Patrol Sąsiedzki w Kliniskach zapobiegnie kradzieżom? „Najwyższy czas wziąć sprawy w swoje ręce”

1 tydzień temu

Najwyższy czas wziąć sprawy w swoje ręce – tak doniesienia o zarejestrowanym przez kamerę przydomowego monitoringu włamywaczu komentuje radny z podgoleniowskich Klinisk Wielkich, Robert Kuszyński.

Komentarz ten jest pokłosiem informacji, która pojawiła się 13. sierpnia na facebookowym koncie sołectwa Kliniska Wielkie. Podano w niej, iż w okolicy ulicy Bażanciej i Bocianiej grasuje włamywacz, którego przyłapano na gorącym uczynku, ostatecznie jednak zbiegł.

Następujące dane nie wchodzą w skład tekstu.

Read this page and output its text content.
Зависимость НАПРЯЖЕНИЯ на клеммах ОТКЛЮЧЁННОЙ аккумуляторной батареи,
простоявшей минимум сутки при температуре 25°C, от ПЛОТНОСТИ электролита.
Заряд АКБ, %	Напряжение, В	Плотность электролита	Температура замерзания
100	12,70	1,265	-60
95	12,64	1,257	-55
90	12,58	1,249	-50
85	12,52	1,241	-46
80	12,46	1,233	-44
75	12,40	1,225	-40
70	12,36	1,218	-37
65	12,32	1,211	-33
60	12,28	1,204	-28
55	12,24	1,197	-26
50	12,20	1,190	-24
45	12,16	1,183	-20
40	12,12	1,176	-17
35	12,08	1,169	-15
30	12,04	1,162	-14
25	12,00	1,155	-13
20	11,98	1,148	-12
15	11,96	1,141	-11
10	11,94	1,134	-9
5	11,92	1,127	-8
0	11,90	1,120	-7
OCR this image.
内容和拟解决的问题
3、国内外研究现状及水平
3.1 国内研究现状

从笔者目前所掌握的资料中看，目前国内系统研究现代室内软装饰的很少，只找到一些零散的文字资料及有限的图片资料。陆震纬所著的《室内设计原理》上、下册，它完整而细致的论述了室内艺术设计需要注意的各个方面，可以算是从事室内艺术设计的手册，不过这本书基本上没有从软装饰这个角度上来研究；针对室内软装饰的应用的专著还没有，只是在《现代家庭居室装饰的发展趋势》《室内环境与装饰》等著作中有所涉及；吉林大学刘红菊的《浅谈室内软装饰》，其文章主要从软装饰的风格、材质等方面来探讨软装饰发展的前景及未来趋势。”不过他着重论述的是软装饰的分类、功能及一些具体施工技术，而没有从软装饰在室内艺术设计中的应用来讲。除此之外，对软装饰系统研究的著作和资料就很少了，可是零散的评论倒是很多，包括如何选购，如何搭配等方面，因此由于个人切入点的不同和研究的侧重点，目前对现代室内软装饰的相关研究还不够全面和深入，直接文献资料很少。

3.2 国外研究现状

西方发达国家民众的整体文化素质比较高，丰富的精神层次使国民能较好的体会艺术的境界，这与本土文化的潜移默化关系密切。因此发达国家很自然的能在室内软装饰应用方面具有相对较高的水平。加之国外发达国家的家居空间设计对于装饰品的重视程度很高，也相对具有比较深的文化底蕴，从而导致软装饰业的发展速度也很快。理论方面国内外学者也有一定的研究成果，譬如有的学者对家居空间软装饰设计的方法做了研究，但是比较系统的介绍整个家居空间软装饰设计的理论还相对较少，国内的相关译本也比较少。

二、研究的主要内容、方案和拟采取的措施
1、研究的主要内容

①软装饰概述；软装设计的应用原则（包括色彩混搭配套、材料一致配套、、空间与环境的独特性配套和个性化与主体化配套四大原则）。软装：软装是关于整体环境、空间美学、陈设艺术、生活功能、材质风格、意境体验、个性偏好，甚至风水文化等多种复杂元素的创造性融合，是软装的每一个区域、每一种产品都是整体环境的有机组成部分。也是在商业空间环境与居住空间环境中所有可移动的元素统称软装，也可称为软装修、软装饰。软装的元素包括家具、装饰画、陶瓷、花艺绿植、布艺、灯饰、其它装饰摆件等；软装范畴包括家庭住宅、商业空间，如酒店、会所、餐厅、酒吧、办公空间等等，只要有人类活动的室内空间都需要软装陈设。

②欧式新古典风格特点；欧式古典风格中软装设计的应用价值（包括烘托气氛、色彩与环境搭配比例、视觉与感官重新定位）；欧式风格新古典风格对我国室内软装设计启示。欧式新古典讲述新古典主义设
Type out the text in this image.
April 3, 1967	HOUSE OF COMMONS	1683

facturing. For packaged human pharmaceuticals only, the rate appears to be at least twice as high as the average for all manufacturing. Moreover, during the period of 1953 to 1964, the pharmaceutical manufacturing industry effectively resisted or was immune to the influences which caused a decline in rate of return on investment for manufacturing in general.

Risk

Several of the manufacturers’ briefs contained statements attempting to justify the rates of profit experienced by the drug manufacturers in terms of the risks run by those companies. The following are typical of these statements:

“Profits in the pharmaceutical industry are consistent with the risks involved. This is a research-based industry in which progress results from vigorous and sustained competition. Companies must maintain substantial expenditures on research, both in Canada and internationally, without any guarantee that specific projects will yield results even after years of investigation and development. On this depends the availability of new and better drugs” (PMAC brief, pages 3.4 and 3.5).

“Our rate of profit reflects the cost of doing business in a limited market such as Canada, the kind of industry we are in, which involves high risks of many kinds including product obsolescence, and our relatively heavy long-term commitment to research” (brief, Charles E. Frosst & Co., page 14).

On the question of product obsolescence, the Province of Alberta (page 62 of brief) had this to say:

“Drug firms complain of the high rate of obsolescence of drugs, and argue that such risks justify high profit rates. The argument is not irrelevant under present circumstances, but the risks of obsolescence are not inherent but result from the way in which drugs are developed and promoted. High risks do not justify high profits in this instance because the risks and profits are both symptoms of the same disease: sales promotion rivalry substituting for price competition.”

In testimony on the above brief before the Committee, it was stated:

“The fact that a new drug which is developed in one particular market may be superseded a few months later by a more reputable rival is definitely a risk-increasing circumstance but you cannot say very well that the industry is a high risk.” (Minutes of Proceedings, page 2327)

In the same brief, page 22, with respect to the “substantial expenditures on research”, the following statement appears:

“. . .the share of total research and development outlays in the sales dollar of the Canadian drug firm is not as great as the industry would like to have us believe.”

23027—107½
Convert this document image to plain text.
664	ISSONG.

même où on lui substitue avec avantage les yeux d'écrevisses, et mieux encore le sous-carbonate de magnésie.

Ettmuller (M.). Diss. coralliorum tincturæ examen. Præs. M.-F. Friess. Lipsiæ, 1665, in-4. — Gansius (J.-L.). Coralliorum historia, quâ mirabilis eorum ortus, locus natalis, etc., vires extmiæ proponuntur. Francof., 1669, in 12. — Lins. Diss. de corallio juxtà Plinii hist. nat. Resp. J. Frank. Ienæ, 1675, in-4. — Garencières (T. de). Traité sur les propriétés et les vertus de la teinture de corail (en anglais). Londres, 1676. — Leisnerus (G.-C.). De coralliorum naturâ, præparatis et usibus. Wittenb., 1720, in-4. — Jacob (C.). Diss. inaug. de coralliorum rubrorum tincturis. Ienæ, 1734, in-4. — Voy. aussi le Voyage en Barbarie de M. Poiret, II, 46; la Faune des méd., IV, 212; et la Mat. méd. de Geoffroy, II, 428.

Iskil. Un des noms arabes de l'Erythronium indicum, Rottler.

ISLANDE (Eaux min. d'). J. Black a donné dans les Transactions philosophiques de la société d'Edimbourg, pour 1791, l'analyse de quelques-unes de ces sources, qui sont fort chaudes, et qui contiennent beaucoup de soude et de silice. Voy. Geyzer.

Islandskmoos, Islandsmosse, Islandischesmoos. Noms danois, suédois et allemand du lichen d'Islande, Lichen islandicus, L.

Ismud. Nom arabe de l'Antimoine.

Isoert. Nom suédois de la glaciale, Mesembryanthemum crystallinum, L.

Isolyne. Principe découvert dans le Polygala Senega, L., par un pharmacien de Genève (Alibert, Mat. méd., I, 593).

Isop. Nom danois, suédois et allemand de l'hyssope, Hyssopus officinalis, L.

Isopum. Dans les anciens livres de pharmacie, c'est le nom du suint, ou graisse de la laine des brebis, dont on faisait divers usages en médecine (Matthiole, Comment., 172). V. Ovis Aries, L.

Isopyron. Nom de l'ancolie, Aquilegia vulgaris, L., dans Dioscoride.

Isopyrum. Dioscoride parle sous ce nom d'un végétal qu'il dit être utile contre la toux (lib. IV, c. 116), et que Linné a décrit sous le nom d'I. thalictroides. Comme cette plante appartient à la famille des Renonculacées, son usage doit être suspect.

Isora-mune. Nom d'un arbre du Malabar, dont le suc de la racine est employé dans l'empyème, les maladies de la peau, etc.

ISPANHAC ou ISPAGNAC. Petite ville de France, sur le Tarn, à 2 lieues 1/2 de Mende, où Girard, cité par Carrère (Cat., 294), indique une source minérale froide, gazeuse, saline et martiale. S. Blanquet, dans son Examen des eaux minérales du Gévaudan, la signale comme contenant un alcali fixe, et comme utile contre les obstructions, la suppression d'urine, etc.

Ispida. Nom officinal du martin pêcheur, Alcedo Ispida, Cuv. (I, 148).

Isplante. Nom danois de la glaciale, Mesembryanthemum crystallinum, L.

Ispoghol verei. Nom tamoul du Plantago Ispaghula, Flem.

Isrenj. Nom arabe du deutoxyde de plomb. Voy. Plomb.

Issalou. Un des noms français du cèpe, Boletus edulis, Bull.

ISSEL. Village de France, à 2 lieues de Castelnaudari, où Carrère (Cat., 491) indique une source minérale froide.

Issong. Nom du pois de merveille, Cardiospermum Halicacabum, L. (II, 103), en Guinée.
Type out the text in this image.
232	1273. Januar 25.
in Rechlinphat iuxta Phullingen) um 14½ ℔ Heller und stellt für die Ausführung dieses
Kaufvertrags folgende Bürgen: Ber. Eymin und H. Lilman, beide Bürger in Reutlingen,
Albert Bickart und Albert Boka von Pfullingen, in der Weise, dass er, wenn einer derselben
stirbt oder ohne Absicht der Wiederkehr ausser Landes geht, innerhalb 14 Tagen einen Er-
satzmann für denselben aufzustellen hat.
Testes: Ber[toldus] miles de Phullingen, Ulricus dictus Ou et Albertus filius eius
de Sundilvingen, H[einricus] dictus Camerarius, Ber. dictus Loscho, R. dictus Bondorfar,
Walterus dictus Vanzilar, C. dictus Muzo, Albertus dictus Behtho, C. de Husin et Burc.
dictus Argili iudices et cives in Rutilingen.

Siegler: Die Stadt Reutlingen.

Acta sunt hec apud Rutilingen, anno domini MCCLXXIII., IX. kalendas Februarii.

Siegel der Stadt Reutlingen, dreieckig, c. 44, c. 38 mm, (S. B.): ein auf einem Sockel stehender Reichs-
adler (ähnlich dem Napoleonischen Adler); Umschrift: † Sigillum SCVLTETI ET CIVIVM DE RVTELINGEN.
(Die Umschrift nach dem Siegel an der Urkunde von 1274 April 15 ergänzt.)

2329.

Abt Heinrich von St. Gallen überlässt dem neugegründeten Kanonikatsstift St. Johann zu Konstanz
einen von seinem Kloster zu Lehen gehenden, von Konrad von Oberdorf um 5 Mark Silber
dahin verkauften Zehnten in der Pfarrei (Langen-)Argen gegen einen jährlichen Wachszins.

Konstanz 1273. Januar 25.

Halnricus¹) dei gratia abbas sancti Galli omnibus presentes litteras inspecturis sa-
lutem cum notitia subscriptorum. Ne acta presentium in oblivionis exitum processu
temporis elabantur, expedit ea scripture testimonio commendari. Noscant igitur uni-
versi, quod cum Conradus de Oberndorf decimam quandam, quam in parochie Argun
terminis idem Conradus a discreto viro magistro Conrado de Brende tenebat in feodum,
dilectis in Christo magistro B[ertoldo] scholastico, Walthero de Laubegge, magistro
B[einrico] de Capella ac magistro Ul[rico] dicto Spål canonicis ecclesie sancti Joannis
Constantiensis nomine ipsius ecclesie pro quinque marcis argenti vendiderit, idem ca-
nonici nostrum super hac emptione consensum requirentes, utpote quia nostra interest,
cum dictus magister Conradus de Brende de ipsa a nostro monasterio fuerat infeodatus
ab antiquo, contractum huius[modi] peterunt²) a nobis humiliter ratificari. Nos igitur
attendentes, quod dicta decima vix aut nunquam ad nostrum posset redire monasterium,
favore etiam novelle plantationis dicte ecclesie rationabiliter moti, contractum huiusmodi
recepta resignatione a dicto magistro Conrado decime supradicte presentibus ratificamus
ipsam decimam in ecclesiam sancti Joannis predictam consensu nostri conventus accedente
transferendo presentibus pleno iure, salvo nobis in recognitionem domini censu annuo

– Od dłuższego czasu bardzo poważanie zastanawiam się nad utworzeniem Patrolu Obywatelskiego czy też Patrolu Sąsiedzkiego. Skoro w Kliniskach od wielu lat poza obietnicami władz nie widać ani centymetra nowego chodnika, ani też patroli służb w czasach kryzysu, to cóż – chyba najwyższy czas wziąć sprawy w swoje ręce – napisał później R. Kuszyński.

Czy ta sugestia przerodzi się w rzeczywiste działania? Tego na razie stwierdzić nie można. Warto jednak przypomnieć, iż jakiś czas temu podobna inicjatywa przyniosła bardzo wymierny skutek w Goleniowie. Dorwany został wówczas młody mężczyzna, który podkładał ogień w jednym z bloków na osiedlu przy ul. Szkolnej.